Chan based his recipe, which he called “rooster sauce,” on sauces served in Si Racha, a coastal town in Thailand. (Popular reporting states it can be traced back to Ms. Thanom Chakkapak at Trok Laem Fan.) The ingredient list is short — chili peppers, vinegar, garlic, salt and sugar — and the name is by no means trademarked. That’s why everyone from the execs at Chik-fil-A to the folks at, say, Pizza Hut can capitalize on its IP.
But, despite its ever-growing popularity with everyone else, Tran says he made the sauce for people like him.
“I made this sauce for the Asian community, but I wanted something that I could sell to more than just the Vietnamese.”
“I made this sauce for the Asian community,” he told The New York Times in 2009. Once he’d settled on his formula, though, he knew it could become something big — something that could compete with ketchup. “I knew, after the Vietnamese resettled here, that they would want their hot sauce for their pho. But I wanted something that I could sell to more than just the Vietnamese.”

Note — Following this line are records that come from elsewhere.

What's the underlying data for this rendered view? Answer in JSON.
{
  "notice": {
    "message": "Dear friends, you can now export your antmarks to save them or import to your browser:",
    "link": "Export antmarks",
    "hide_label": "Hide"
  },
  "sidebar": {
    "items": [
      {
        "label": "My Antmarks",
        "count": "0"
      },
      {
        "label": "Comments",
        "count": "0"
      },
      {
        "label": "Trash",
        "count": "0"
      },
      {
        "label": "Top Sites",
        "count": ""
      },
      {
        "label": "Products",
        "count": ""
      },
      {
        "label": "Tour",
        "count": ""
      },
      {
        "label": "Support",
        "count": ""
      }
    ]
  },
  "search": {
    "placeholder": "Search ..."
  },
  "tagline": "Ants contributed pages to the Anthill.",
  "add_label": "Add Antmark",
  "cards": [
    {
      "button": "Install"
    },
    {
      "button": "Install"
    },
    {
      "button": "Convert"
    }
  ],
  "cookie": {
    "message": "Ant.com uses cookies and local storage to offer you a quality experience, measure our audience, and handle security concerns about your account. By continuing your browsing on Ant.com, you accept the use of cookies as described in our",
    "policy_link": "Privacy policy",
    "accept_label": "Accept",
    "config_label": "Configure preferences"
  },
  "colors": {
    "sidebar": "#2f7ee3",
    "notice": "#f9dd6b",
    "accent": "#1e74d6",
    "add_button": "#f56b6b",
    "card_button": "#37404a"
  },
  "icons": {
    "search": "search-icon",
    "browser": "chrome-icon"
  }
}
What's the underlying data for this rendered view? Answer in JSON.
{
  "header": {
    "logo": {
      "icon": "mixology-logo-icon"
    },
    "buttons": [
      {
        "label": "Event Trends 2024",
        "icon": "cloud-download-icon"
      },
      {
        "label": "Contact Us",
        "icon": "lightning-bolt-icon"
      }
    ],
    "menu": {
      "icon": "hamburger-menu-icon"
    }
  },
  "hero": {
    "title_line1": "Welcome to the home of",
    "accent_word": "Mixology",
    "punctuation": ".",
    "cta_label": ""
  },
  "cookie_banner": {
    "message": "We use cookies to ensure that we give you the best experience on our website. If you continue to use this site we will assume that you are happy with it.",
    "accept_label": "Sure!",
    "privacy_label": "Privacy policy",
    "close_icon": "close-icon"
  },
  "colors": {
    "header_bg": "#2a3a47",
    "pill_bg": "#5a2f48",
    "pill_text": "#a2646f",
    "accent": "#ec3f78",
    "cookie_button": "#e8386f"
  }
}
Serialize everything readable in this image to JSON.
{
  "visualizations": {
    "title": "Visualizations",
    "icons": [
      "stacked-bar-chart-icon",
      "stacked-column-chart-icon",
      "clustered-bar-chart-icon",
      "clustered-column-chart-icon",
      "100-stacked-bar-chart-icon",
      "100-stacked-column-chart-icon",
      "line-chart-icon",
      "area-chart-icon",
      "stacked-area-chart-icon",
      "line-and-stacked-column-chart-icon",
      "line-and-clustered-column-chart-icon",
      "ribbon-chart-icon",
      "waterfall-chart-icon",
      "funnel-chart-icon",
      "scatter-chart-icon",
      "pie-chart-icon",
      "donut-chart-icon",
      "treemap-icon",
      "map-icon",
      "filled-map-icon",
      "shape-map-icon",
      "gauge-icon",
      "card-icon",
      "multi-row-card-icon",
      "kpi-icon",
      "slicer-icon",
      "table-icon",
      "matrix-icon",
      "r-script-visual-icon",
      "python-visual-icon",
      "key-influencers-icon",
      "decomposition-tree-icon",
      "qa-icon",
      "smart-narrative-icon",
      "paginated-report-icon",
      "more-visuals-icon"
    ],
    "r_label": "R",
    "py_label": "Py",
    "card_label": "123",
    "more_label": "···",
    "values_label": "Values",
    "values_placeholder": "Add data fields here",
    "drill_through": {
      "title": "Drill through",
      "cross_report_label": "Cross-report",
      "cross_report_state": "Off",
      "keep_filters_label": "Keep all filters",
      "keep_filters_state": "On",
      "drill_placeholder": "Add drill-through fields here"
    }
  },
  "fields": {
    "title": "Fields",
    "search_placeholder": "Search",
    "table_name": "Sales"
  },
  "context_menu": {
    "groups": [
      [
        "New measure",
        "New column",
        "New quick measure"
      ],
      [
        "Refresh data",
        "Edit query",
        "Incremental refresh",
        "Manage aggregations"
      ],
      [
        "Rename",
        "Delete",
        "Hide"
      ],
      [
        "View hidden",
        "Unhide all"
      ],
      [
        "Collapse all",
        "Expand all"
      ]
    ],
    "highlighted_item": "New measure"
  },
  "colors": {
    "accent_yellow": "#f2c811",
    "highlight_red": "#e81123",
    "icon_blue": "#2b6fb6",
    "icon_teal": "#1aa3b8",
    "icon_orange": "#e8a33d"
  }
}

His efforts turned “rooster sauce” — recognizable by its bright green cap, thick red contents and the illustrated rooster, which he sells through his company, Huy Fong Foods — into what is by and large the world’s biggest sriracha brand. It’s still made here in the United States, though, using red jalapeno peppers — they’re red because they’re harvest later in the season; prematurely picked jalapenos are green — that are grown close by in California. They give the sauce its edge: a pungent, precise punch of pepper-induced heat comparable to sambal, but with less funk.
For most folks, Huy Fong’s sriracha is simply sriracha, the way Kleenex are kleenex. And to be honest, it’s fair of them to assume it’s the only one. Because the name itself is not trademarked, anyone can call the sauce they make sriracha, even if it isn’t Tran’s.